Founded by Jiongwei Yang, formerly of Allyes Online Media, which was acquired by Silver Lake in 2011, MediaV provides cloud-based big data analysis services that enable clients to deliver advertising to targeted audiences.

"It's very important for merchants to market their products to the right group of consumers," says Jixun Foo, a managing partner at GGV Capital, which just closed its fifth Sino-US VC fund at $622 million. "MediaV has built its behavior-targeting system from existing online traffic to help improve advertising efficiency."

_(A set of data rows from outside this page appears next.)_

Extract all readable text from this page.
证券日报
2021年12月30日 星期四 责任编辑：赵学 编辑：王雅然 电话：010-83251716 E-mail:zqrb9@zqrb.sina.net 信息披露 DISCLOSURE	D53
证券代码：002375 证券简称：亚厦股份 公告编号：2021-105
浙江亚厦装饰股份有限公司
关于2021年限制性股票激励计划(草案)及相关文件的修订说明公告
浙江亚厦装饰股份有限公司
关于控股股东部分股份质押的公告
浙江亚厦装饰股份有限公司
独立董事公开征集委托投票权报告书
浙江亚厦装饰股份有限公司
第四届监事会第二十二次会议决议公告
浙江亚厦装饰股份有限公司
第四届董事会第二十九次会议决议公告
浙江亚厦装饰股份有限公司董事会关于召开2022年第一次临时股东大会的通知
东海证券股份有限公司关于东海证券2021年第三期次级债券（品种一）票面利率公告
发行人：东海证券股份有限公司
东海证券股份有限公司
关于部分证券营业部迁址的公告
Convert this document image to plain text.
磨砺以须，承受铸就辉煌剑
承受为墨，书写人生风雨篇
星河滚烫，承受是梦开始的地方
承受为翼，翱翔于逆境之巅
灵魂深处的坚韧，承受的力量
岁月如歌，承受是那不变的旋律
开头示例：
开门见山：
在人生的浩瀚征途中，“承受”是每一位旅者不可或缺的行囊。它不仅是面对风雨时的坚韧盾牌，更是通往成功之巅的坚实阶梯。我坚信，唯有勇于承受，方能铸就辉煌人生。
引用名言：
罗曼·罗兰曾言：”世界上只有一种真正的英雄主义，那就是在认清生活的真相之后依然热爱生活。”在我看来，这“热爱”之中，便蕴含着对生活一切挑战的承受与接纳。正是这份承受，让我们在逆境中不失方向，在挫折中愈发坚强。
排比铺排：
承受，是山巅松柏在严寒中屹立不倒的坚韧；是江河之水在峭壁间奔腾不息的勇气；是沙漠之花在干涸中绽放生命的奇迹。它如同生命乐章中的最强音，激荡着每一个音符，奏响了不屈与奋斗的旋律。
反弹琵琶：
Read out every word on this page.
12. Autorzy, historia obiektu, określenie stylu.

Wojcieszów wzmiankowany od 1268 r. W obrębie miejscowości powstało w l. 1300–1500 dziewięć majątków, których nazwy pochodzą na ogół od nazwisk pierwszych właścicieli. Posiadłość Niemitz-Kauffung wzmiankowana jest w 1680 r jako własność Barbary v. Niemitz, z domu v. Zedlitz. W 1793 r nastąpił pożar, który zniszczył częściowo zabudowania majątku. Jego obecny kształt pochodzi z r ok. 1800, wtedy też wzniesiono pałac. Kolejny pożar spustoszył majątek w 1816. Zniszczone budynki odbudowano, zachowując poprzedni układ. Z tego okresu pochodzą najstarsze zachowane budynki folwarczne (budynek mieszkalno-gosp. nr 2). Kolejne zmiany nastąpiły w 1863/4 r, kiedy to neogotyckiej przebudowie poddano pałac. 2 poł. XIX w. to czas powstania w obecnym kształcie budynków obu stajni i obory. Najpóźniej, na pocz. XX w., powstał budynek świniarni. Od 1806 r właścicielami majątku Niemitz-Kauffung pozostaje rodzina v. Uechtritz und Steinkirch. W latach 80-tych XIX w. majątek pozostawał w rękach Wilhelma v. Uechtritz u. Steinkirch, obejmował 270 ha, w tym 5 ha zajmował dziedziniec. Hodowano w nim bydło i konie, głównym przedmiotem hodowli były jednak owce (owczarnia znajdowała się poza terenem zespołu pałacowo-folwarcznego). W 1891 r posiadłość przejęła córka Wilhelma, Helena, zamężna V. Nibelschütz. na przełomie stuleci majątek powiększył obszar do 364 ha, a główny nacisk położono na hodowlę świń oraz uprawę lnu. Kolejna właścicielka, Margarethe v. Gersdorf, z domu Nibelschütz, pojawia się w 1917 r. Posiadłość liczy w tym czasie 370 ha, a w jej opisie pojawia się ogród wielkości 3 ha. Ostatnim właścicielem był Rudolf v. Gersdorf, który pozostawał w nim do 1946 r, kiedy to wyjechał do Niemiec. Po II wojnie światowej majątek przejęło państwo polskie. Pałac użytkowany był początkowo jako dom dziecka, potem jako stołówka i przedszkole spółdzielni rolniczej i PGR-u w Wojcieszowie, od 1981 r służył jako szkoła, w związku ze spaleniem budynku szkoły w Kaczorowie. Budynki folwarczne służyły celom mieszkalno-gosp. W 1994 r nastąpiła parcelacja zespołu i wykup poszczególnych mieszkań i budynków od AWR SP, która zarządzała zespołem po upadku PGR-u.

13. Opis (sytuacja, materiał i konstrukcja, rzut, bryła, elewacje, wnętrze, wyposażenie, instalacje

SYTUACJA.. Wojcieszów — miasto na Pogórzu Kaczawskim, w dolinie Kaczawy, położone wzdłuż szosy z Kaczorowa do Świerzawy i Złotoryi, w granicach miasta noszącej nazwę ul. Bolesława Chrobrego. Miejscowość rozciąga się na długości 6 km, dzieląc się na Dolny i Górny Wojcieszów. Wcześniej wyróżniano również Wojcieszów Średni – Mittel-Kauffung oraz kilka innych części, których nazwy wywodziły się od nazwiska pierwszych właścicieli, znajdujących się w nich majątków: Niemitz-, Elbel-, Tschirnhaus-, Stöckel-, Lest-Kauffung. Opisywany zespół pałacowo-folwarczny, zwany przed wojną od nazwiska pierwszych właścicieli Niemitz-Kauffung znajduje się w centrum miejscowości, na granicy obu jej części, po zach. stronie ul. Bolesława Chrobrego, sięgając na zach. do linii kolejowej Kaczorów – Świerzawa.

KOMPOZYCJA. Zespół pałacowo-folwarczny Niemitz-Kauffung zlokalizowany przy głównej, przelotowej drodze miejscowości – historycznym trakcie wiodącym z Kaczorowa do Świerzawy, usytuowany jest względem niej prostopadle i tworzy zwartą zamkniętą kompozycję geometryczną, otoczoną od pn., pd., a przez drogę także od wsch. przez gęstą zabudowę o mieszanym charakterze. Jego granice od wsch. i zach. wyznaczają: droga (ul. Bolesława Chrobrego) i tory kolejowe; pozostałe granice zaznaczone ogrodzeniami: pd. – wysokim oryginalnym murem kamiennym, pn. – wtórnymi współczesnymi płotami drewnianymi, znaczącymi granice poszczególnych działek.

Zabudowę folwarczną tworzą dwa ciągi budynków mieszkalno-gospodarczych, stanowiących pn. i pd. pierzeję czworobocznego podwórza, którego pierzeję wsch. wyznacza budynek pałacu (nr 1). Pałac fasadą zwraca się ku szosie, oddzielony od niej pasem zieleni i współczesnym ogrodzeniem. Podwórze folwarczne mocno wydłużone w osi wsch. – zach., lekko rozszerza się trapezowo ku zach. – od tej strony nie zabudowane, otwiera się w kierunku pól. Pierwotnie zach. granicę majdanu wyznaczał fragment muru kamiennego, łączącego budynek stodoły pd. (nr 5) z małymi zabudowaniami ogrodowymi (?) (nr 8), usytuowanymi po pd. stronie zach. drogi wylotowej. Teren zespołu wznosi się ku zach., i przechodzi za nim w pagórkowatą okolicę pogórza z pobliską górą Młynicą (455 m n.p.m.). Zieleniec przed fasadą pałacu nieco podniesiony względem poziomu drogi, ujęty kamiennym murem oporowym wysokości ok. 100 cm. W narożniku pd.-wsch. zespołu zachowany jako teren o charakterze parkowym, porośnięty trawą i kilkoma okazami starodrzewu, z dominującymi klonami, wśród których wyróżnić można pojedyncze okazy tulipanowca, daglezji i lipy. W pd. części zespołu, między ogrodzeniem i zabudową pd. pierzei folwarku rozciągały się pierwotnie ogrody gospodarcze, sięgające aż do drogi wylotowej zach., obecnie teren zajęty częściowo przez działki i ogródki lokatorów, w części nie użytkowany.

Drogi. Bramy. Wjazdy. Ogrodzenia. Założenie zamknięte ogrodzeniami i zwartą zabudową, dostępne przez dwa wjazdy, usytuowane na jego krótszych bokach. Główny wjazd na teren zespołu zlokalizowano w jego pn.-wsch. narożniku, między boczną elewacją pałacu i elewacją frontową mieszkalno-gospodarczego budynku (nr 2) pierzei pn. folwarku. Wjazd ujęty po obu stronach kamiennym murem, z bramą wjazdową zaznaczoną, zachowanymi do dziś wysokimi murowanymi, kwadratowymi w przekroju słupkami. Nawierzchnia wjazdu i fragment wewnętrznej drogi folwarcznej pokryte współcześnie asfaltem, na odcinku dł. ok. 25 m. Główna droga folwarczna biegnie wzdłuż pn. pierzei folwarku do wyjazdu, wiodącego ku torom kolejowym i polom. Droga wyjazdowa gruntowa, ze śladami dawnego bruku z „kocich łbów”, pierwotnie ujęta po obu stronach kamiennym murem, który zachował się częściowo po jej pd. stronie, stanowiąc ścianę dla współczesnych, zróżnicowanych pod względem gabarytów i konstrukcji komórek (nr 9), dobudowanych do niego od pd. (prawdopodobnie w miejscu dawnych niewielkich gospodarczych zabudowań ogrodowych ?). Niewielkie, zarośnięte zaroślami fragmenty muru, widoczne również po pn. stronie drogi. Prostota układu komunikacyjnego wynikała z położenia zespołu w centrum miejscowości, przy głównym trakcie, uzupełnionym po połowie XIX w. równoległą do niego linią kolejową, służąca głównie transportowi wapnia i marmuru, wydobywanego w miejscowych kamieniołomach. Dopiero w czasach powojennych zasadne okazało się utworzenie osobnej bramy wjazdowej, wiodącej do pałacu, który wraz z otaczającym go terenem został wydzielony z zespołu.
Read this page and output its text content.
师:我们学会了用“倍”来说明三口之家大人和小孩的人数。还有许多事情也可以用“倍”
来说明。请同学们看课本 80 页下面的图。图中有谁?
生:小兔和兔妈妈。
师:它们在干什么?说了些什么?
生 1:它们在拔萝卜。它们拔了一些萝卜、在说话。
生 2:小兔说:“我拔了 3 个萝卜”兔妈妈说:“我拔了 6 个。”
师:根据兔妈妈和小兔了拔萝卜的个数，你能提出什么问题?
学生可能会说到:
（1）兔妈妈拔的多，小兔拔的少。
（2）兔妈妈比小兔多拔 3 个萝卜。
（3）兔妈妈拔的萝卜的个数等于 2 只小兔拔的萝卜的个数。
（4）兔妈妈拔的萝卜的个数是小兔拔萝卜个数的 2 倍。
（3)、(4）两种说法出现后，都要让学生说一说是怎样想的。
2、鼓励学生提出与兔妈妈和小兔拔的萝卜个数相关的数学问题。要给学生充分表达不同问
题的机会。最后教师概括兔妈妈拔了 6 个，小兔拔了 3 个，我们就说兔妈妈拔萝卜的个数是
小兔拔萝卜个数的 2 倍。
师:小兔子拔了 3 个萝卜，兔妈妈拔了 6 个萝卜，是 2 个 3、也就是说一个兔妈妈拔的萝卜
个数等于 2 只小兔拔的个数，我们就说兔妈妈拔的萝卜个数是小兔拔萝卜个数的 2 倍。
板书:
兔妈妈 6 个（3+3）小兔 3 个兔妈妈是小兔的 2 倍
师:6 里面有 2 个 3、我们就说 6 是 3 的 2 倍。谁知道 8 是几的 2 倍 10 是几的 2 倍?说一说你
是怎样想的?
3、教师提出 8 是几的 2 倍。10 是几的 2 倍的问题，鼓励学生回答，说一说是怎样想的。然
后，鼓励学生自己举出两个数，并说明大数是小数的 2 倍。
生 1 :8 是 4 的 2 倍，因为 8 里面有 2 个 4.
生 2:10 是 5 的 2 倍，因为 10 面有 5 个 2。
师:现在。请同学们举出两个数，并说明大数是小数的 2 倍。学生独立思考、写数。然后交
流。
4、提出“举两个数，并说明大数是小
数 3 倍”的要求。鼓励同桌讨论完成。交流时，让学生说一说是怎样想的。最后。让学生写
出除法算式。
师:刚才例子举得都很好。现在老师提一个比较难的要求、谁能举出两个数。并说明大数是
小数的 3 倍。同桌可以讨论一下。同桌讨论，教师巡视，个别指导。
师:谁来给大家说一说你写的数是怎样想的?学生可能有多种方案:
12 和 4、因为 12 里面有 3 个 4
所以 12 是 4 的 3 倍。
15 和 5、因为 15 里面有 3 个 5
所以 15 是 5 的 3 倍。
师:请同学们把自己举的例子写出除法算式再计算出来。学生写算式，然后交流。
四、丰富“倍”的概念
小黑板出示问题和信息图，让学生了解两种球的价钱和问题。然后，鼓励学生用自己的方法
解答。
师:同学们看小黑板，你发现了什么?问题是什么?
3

The company has raised three rounds of funding from Lightspeed China Partners, GGV and Soros Fund Management-affiliated Quantum Strategic Partners since its launch in 2009. The VC investors made a partial exit as Qihoo acquired 50-60% of MediaV. Foo draws similarities with travel website Qunar. When Baidu bought a majority stake in the site in 2011, VC backers GSR Ventures, Mayfield Fund, Tenaya Capital and GGV retained an equity interest.

"Exiting to strategic investor is like a double-edged sword - it may limit our upside potential compared to a public market exit but it still provides an alternative means of selling our portfolio," Foo says.

GGV's interest has fallen from 15% to less than 10%. A full exit will come through public market sell-downs, with MediaV preparing for an IPO in the US within two years. The company has yet to turn profitable but revenues jumped 500% year-on-year in 2013. Foo expects growth of at least 300% over the next two years.

"No Chinese advertising technology company has listed in the US. MediaV will be one of the first movers in this segment," he adds.